The big question is whether the Republicans can win control of the Senate while holding the House of Representatives, which would give them control of the entire Congress for the remaining two years of Barack Obama's presidency and set the stage for the 2016 elections.
At stake this fall are 36 of the Senate's 100 seats, all 435 House seats and 36 governorships.
Republicans start with a decided edge:
• The most vulnerable Democrats are in states Republican presidential candidate Mitt Romney won two years ago.
• Republicans are already strong favorites to win Democratic-held seats in Montana, South Dakota and West Virginia.
• The GOP s strongest candidates survived primary challengers from Tea Party loyalists, who have often been volatile and potentially losing general election candidates in the past.
• Obama s nagging poll numbers are making him a drag on Democrats. Voters, by a 41 to 32 percent plurality, say Obama makes them more likely to vote for a Republican, according to a recent McClatchy-Marist poll. Forty percent approved of how Obama was doing his job, the second-worst showing of his presidency.
"Republicans are going to have a good election night. We just don't know how good it's going to be," said Nathan Gonzales, deputy editor of the nonpartisan Rothenberg Political Report.
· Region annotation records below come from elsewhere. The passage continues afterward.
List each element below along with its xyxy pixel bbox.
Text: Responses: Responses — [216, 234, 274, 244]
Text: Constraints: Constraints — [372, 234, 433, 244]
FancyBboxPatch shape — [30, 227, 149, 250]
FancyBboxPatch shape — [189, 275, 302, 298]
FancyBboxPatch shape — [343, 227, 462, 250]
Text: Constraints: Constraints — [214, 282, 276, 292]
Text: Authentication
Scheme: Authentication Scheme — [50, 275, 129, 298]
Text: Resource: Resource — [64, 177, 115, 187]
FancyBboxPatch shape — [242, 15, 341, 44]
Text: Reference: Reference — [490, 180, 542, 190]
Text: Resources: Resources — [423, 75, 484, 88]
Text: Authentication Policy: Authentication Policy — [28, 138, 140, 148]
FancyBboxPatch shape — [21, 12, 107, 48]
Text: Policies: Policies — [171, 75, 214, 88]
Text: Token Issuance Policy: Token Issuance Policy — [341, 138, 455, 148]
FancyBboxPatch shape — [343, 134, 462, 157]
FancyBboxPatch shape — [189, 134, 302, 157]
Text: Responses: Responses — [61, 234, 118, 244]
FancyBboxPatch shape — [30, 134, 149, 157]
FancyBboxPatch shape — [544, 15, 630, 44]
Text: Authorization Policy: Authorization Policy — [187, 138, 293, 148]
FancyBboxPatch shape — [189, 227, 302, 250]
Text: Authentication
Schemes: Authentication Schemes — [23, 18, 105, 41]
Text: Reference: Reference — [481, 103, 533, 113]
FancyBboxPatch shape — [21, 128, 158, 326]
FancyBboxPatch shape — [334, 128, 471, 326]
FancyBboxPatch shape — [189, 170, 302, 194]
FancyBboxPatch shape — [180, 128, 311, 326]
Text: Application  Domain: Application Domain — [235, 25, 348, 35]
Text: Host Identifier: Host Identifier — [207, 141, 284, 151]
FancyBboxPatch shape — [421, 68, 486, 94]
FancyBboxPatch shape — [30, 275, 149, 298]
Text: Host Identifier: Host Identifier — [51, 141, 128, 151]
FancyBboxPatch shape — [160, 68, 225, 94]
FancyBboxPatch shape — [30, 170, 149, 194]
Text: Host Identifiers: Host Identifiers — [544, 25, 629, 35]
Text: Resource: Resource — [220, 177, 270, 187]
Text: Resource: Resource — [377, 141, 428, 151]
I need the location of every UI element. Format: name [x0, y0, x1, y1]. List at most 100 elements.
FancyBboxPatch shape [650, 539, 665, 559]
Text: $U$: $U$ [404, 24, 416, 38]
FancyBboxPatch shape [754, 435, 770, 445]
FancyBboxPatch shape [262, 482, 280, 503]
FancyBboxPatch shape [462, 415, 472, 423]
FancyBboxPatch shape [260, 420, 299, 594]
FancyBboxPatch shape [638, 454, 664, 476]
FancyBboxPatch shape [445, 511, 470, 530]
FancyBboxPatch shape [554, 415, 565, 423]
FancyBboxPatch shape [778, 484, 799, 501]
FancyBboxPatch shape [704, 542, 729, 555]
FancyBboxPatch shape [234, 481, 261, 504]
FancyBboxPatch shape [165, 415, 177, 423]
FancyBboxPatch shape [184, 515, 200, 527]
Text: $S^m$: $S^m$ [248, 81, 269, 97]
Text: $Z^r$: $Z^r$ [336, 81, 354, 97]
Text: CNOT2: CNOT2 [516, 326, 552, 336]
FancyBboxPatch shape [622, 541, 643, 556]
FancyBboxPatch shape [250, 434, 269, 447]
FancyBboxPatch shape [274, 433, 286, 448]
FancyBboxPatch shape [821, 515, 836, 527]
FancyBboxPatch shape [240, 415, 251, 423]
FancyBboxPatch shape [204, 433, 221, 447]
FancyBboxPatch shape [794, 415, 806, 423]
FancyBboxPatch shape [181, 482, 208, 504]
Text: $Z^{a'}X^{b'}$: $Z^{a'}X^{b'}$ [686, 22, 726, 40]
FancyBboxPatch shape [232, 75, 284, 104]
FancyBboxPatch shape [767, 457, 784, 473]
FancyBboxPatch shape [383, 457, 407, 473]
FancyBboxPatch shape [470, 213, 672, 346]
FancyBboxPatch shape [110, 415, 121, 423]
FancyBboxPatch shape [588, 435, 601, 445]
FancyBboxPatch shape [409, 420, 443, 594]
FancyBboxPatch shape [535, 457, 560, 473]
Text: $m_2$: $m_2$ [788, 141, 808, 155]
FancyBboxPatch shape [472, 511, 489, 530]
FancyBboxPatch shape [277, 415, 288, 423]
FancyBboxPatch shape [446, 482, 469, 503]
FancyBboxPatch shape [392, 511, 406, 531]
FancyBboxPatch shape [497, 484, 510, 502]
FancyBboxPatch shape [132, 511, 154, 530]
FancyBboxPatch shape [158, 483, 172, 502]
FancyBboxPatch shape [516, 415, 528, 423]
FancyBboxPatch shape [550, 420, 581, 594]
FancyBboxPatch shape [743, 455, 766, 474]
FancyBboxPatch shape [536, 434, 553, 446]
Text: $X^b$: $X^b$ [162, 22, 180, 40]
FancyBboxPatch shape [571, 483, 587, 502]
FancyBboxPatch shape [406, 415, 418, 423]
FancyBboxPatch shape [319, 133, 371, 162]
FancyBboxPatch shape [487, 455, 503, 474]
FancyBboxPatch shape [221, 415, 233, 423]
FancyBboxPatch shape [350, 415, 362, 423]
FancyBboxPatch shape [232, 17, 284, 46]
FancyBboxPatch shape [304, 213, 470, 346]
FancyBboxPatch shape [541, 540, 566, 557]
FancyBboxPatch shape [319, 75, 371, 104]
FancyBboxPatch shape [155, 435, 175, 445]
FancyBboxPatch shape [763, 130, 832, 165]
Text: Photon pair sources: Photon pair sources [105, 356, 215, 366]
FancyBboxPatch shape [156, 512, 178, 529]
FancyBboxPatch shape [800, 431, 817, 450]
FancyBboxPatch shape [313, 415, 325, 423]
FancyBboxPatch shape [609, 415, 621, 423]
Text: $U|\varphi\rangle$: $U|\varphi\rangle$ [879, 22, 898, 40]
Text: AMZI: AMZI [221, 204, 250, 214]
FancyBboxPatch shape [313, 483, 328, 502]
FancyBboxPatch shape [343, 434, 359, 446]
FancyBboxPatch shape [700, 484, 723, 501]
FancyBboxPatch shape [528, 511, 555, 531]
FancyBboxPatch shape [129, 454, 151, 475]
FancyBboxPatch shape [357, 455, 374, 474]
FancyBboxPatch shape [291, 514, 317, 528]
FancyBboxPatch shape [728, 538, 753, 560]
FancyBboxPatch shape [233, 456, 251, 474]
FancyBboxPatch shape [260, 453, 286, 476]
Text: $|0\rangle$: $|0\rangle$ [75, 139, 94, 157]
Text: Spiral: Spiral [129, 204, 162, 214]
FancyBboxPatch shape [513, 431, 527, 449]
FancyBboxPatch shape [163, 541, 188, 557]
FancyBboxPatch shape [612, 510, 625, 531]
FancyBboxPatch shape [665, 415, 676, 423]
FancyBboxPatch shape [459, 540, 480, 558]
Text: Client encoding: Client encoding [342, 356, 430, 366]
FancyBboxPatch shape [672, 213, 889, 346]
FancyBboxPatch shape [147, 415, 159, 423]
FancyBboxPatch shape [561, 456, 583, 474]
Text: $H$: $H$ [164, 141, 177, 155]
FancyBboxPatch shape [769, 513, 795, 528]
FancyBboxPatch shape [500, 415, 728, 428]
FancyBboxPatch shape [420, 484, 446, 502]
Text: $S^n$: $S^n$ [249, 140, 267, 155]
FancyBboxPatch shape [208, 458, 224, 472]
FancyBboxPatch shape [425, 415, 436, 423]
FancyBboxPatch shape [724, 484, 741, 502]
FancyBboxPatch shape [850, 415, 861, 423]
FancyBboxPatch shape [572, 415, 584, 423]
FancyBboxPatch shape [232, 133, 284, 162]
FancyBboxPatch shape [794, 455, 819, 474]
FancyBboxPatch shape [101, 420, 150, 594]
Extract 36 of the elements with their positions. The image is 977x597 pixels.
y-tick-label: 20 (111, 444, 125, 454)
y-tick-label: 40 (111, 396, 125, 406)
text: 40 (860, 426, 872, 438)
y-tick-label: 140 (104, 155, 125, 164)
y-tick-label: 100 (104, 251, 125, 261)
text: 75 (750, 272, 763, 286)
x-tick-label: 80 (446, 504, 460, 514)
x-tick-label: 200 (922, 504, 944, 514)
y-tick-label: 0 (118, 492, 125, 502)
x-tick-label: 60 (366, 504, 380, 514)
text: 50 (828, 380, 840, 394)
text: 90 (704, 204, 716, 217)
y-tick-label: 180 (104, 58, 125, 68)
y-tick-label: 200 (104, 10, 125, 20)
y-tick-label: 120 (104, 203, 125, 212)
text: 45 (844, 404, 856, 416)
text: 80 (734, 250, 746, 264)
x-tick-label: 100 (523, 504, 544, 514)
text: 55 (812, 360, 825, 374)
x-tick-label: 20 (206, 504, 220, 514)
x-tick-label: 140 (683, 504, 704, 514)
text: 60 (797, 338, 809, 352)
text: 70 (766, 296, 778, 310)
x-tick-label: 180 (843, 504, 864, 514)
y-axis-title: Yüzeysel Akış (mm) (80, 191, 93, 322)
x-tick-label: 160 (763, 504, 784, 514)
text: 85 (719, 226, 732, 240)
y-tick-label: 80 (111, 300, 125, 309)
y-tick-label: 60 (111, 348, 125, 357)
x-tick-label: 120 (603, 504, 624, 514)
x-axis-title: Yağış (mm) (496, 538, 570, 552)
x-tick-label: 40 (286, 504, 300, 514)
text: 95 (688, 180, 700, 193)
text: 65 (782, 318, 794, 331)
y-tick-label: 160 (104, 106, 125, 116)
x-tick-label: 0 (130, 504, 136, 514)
Republicans need a net gain of six seats for a Senate majority. Independent analysts predict Republicans gains of four to eight seats.
Battleground-state Democrats continue to make good poll showings, since the Republican brand also is tarnished.
"The public is wary of both parties," said Larry Sabato, director of the University of Virginia Center for Politics, as last fall's partial government shutdown continues to hurt the Republicans' image.
If there's to be a big change, it'll happen in the Senate, but even that's no certainty.
"This is a Republican year, but it's more a tilt than a wave," Sabato said.